32We further acknowledge that if the appellant’s cardiac condition can cause episodic impairment through partial or complete loss of consciousness that incapacitates the driver and for which a driver cannot compensate. Thus, experiencing a cardiac arrest would significantly interfere with a driver’s ability to drive safely and present a safety risk to the driver themselves, and other road users. We further acknowledge that on the Cardiovascular Assessment Form completed by Dr. L she has responded to the question of whether the annual risk of sudden incapacitation is felt to be 1% or less by checking the box “unknown”. We do not find it supportive of reinstating a commercial licence when the risk of sudden incapacitation is unknown.
33Although not bound by the CCMTA Standards, we acknowledge that they are updated in 2025 to reflect the recently updated Canadian Cardiovascular Society Guidelines, which are produced by cardiovascular researchers and clinicians, and updated periodically in response the best available evidence regarding advances in investigation and management of cardiovascular diseases. Given the absence of a supporting statement from the appellant’s cardiologist, the complete incapacitation with inability to compensate that can occur with the appellant’s condition, and the catastrophic results that could occur if experiencing a cardiac arrest while driving a 45 foot truck, we are persuaded to apply the CCMTA Standards.
34We appreciate the burden that the lack of a commercial driver’s licence is having on the appellant. This is weighed against the current and relevant medical evidence that the appellant does not meet the criteria for relicensing.
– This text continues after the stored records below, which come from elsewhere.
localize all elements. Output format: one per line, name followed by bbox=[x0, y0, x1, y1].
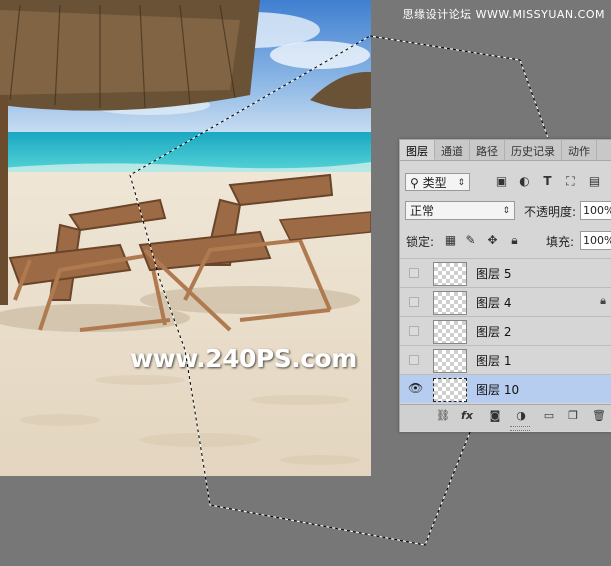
lock-pixels-brush-icon[interactable]: ✎ bbox=[464, 234, 477, 247]
chevron-updown-icon: ⇕ bbox=[457, 178, 465, 188]
search-icon: ⚲ bbox=[410, 176, 419, 190]
chevron-updown-icon: ⇕ bbox=[502, 206, 510, 216]
top-watermark: 思缘设计论坛 WWW.MISSYUAN.COM bbox=[402, 8, 605, 21]
layer-row[interactable]: 图层 4 🔒︎ bbox=[400, 287, 611, 316]
visibility-toggle[interactable] bbox=[409, 297, 419, 307]
smart-object-filter-icon[interactable]: ▤ bbox=[588, 175, 601, 188]
tab-history[interactable]: 历史记录 bbox=[505, 140, 562, 160]
layer-row[interactable]: 图层 2 bbox=[400, 316, 611, 345]
beach-photo bbox=[0, 0, 371, 476]
fill-input[interactable]: 100% bbox=[580, 231, 611, 250]
filter-kind-select[interactable]: ⚲ 类型 ⇕ bbox=[405, 173, 470, 191]
tab-channels[interactable]: 通道 bbox=[435, 140, 470, 160]
opacity-input[interactable]: 100% bbox=[580, 201, 611, 220]
blend-mode-select[interactable]: 正常 ⇕ bbox=[405, 201, 515, 220]
opacity-label: 不透明度: bbox=[524, 205, 577, 219]
layer-thumbnail bbox=[433, 320, 467, 344]
link-layers-icon[interactable]: ⛓ bbox=[436, 409, 450, 423]
lock-all-icon[interactable]: 🔒︎ bbox=[508, 234, 521, 247]
shape-filter-icon[interactable]: ⛶ bbox=[564, 175, 577, 188]
layer-name[interactable]: 图层 4 bbox=[476, 294, 511, 311]
site-watermark: www.240PS.com bbox=[130, 344, 357, 373]
layer-thumbnail bbox=[433, 262, 467, 286]
blend-row: 正常 ⇕ 不透明度: 100% bbox=[400, 201, 611, 221]
panel-tabs: 图层 通道 路径 历史记录 动作 bbox=[400, 140, 611, 161]
visibility-toggle[interactable] bbox=[409, 355, 419, 365]
layer-thumbnail bbox=[433, 291, 467, 315]
layer-row[interactable]: 图层 5 bbox=[400, 258, 611, 287]
trash-icon[interactable]: 🗑︎ bbox=[592, 409, 606, 423]
canvas-photo[interactable]: www.240PS.com bbox=[0, 0, 371, 476]
fill-label: 填充: bbox=[546, 235, 575, 249]
layer-thumbnail bbox=[433, 378, 467, 402]
layer-row-selected[interactable]: 👁︎ 图层 10 bbox=[400, 374, 611, 403]
lock-position-move-icon[interactable]: ✥ bbox=[486, 234, 499, 247]
layers-panel: 图层 通道 路径 历史记录 动作 ⚲ 类型 ⇕ ▣ ◐ T ⛶ ▤ 正常 ⇕ 不… bbox=[399, 139, 611, 432]
add-mask-icon[interactable]: ◙ bbox=[488, 409, 502, 423]
filter-row: ⚲ 类型 ⇕ ▣ ◐ T ⛶ ▤ bbox=[400, 170, 611, 194]
tab-actions[interactable]: 动作 bbox=[562, 140, 597, 160]
layer-thumbnail bbox=[433, 349, 467, 373]
eye-icon[interactable]: 👁︎ bbox=[408, 381, 423, 395]
filter-kind-label: 类型 bbox=[422, 176, 447, 190]
tab-paths[interactable]: 路径 bbox=[470, 140, 505, 160]
visibility-toggle[interactable] bbox=[409, 326, 419, 336]
new-layer-icon[interactable]: ❐ bbox=[566, 409, 580, 423]
type-filter-icon[interactable]: T bbox=[541, 175, 554, 188]
lock-icon: 🔒︎ bbox=[600, 294, 606, 307]
lock-row: 锁定: ▦ ✎ ✥ 🔒︎ 填充: 100% bbox=[400, 231, 611, 251]
layer-name[interactable]: 图层 1 bbox=[476, 352, 511, 369]
blend-mode-label: 正常 bbox=[410, 204, 435, 218]
layer-name[interactable]: 图层 10 bbox=[476, 381, 519, 398]
layer-row[interactable]: 图层 1 bbox=[400, 345, 611, 374]
adjustment-layer-icon[interactable]: ◑ bbox=[514, 409, 528, 423]
resize-grip[interactable] bbox=[510, 426, 530, 431]
lock-transparent-icon[interactable]: ▦ bbox=[444, 234, 457, 247]
layer-name[interactable]: 图层 2 bbox=[476, 323, 511, 340]
adjustment-filter-icon[interactable]: ◐ bbox=[518, 175, 531, 188]
tab-layers[interactable]: 图层 bbox=[400, 140, 435, 160]
layer-name[interactable]: 图层 5 bbox=[476, 265, 511, 282]
new-group-folder-icon[interactable]: ▭ bbox=[542, 409, 556, 423]
lock-label: 锁定: bbox=[406, 235, 435, 249]
pixel-filter-icon[interactable]: ▣ bbox=[495, 175, 508, 188]
visibility-toggle[interactable] bbox=[409, 268, 419, 278]
fx-icon[interactable]: fx bbox=[460, 409, 474, 423]
panel-footer: ⛓ fx ◙ ◑ ▭ ❐ 🗑︎ bbox=[400, 404, 611, 431]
35As such, for the reasons cited, we are satisfied on a balance of probabilities that the appellant’s medical condition is likely to significantly interfere with his ability to drive a commercial vehicle safely.
Conclusion
36We find that the Minister has discharged the onus of establishing on a balance of probabilities that the appellant suffers from a medical condition, namely an ICD, and that medical condition is likely to significantly interfere with his ability to drive a commercial vehicle safely.
ORDER
37For the reasons set out above, pursuant to subsection 50(2) of the Act, we confirm the Minister’s decision to downgrade the appellant’s driver’s licence.